Friday, March 19, 2010
This morning people are lined up three-deep at the counter ordering every sort of caffeinated concoction, feeding the American coffee culture. This fascination with coffee is not something that we necessarily share in large degree with the rest of the world.
Many years ago I was living in Santiago, Chile doing the bidding of Queen and country, and in Chile, like most LATAM countries at the time, coffee came in tiny cups that looked like they were part of a little girl's tea set. The Chileans just didn't eat much of a breakfast so the idea of morning coffee was a bit foreign to them.
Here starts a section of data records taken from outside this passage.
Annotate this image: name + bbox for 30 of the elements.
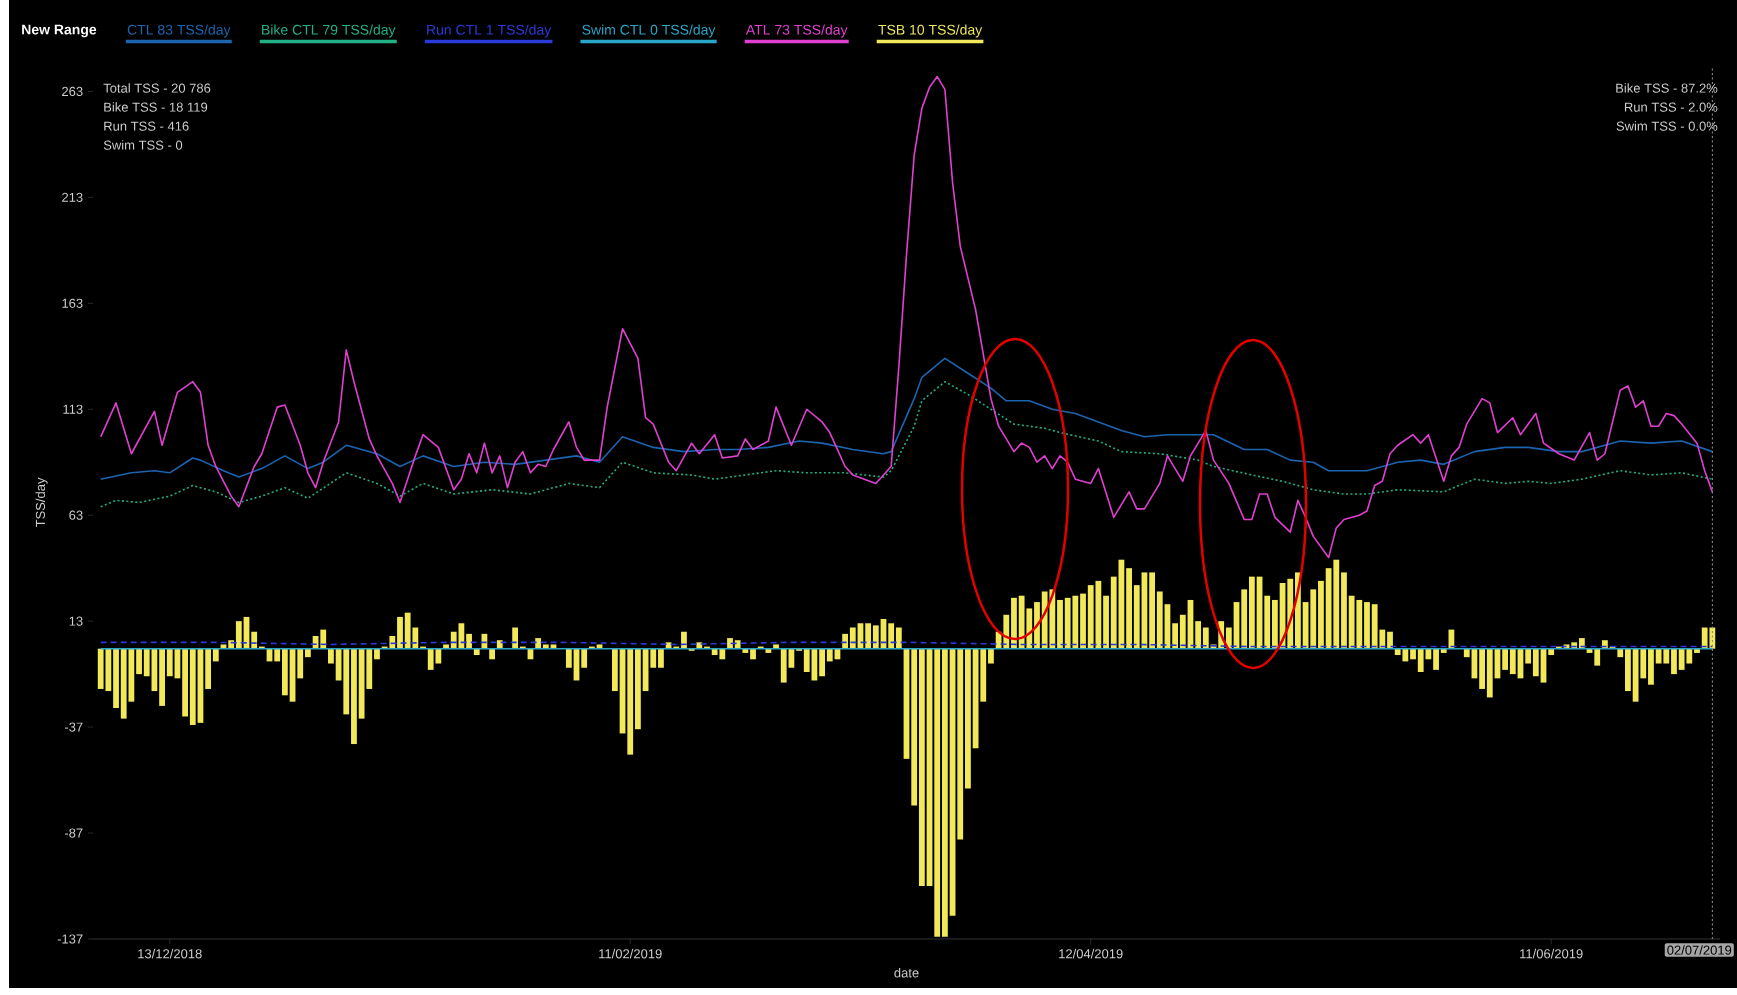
y-tick-label: -137 [57, 934, 83, 944]
annotation: Run TSS - 2.0% [1624, 102, 1718, 112]
x-tick-label: 11/02/2019 [599, 948, 662, 959]
y-tick-label: -87 [64, 828, 83, 838]
y-tick-label: 13 [69, 616, 83, 626]
annotation: Bike TSS - 18 119 [104, 102, 208, 112]
y-axis-title: TSS/day [35, 477, 48, 528]
text: ATL 73 TSS/day [745, 24, 848, 38]
text: CTL 83 TSS/day [127, 24, 231, 38]
x-tick-label: 13/12/2018 [138, 948, 202, 959]
x-axis-title: date [894, 967, 919, 978]
annotation: Total TSS - 20 786 [103, 83, 211, 93]
chart-title: New Range [22, 24, 97, 38]
y-tick-label: 113 [63, 404, 83, 414]
y-tick-label: 263 [62, 86, 83, 97]
y-tick-label: 63 [69, 510, 83, 520]
annotation: Run TSS - 416 [104, 121, 189, 131]
ref-line-label: 02/07/2019 [1667, 945, 1732, 955]
y-tick-label: 213 [62, 192, 83, 202]
y-tick-label: -37 [64, 722, 83, 732]
y-tick-label: 163 [62, 298, 83, 308]
annotation: Swim TSS - 0.0% [1616, 121, 1718, 131]
x-tick-label: 11/06/2019 [1520, 948, 1583, 959]
annotation: Bike TSS - 87.2% [1616, 83, 1718, 93]
x-tick-label: 12/04/2019 [1059, 948, 1123, 959]
text: TSB 10 TSS/day [878, 24, 983, 38]
text: Run CTL 1 TSS/day [427, 24, 552, 38]
text: Bike CTL 79 TSS/day [262, 24, 396, 38]
text: Swim CTL 0 TSS/day [582, 24, 716, 38]
annotation: Swim TSS - 0 [103, 140, 183, 150]
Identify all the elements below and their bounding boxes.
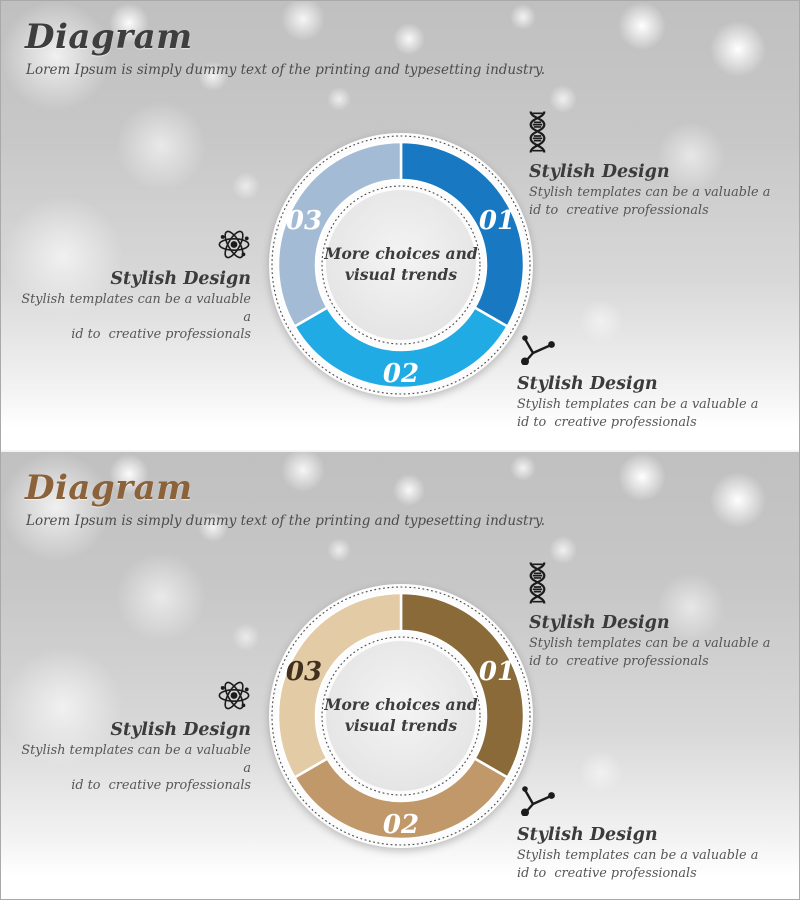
segment-number-01: 01 — [479, 206, 515, 236]
donut-segment-03 — [276, 591, 403, 780]
segment-number-01: 01 — [479, 657, 515, 687]
callout-title: Stylish Design — [110, 269, 251, 289]
page-title: Diagram — [25, 468, 193, 508]
segment-number-03: 03 — [286, 657, 322, 687]
molecule-icon — [517, 335, 557, 369]
callout-title: Stylish Design — [529, 613, 670, 633]
callout-description: Stylish templates can be a valuable a id… — [21, 292, 251, 343]
callout-dna: Stylish Design Stylish templates can be … — [529, 562, 779, 670]
callout-description: Stylish templates can be a valuable a id… — [517, 397, 759, 430]
callout-atom: Stylish Design Stylish templates can be … — [11, 680, 251, 795]
page-subtitle: Lorem Ipsum is simply dummy text of the … — [26, 62, 546, 78]
callout-atom: Stylish Design Stylish templates can be … — [11, 229, 251, 344]
inner-dotted-guide — [321, 636, 481, 796]
dna-icon — [529, 562, 546, 608]
page-subtitle: Lorem Ipsum is simply dummy text of the … — [26, 513, 546, 529]
atom-icon — [217, 230, 251, 264]
atom-icon — [217, 681, 251, 715]
callout-title: Stylish Design — [529, 162, 670, 182]
callout-title: Stylish Design — [517, 374, 658, 394]
callout-dna: Stylish Design Stylish templates can be … — [529, 111, 779, 219]
segment-number-02: 02 — [383, 810, 419, 840]
donut-segment-03 — [276, 140, 403, 329]
diagram-slide-blue: Diagram Lorem Ipsum is simply dummy text… — [1, 1, 799, 450]
segment-number-03: 03 — [286, 206, 322, 236]
callout-description: Stylish templates can be a valuable a id… — [517, 848, 759, 881]
diagram-slide-brown: Diagram Lorem Ipsum is simply dummy text… — [1, 450, 799, 899]
callout-molecule: Stylish Design Stylish templates can be … — [517, 333, 767, 431]
outer-dotted-guide — [271, 586, 531, 846]
donut-chart: 01 02 03 More choices and visual trends — [231, 546, 571, 886]
inner-dotted-guide — [321, 185, 481, 345]
callout-title: Stylish Design — [110, 720, 251, 740]
donut-center-disc — [326, 641, 476, 791]
callout-title: Stylish Design — [517, 825, 658, 845]
molecule-icon — [517, 786, 557, 820]
callout-description: Stylish templates can be a valuable a id… — [529, 185, 771, 218]
donut-center-label: More choices and visual trends — [324, 244, 478, 284]
callout-description: Stylish templates can be a valuable a id… — [529, 636, 771, 669]
callout-molecule: Stylish Design Stylish templates can be … — [517, 784, 767, 882]
donut-center-disc — [326, 190, 476, 340]
callout-description: Stylish templates can be a valuable a id… — [21, 743, 251, 794]
outer-dotted-guide — [271, 135, 531, 395]
donut-chart: 01 02 03 More choices and visual trends — [231, 95, 571, 435]
dna-icon — [529, 111, 546, 157]
page-title: Diagram — [25, 17, 193, 57]
donut-center-label: More choices and visual trends — [324, 695, 478, 735]
segment-number-02: 02 — [383, 359, 419, 389]
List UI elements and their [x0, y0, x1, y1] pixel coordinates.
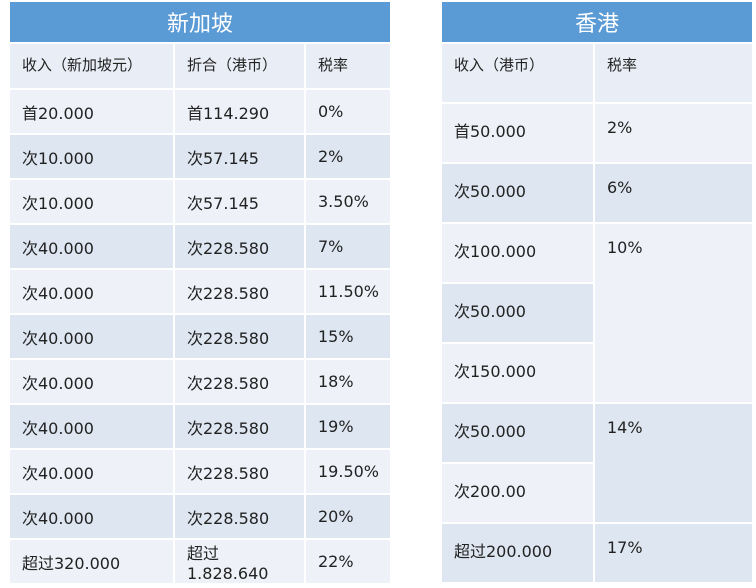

Coffee was something that allowed them to stay up into the wee hours attending dinner parties.
Down the street from my apartment, not far from the U.S. Embassy (a brilliant idea) a Dunkin Donuts prepared to open for business; this would be the country's first, and I can't describe the excitement that streaked through Santiago's ex-pat community.
On the first day that the shop was open I steered clear because the line was outrageous. Ex-pats wanted a taste of home, and Chileans were morbidly curious as to what the excitement was all about. From all accounts it was an authentic Dunkin Donuts and the Americans, especially those from the northeast, were beside themselves with glee.
The very next day I made sure that I was first in-line when the door opened in the morning. I strode in all giddy and excited to have my first massive styrofoam cup in well-over a year of American-style joe. I placed my order, however the Chilean attendant frowned and told me that the coffee wasn't hot yet, pointing to the urn positioned underneath the brand new brewer. I politely asked him how that was possible, as "The coffee comes out hot", I exclaimed . He tapped the metal urn and said, "No, todaiva no". It then hit me, he had left last night's coffee in the urn and had simply turned on the hotplate and was waiting for it to get hot. Yea, I can see we still have a ways to go.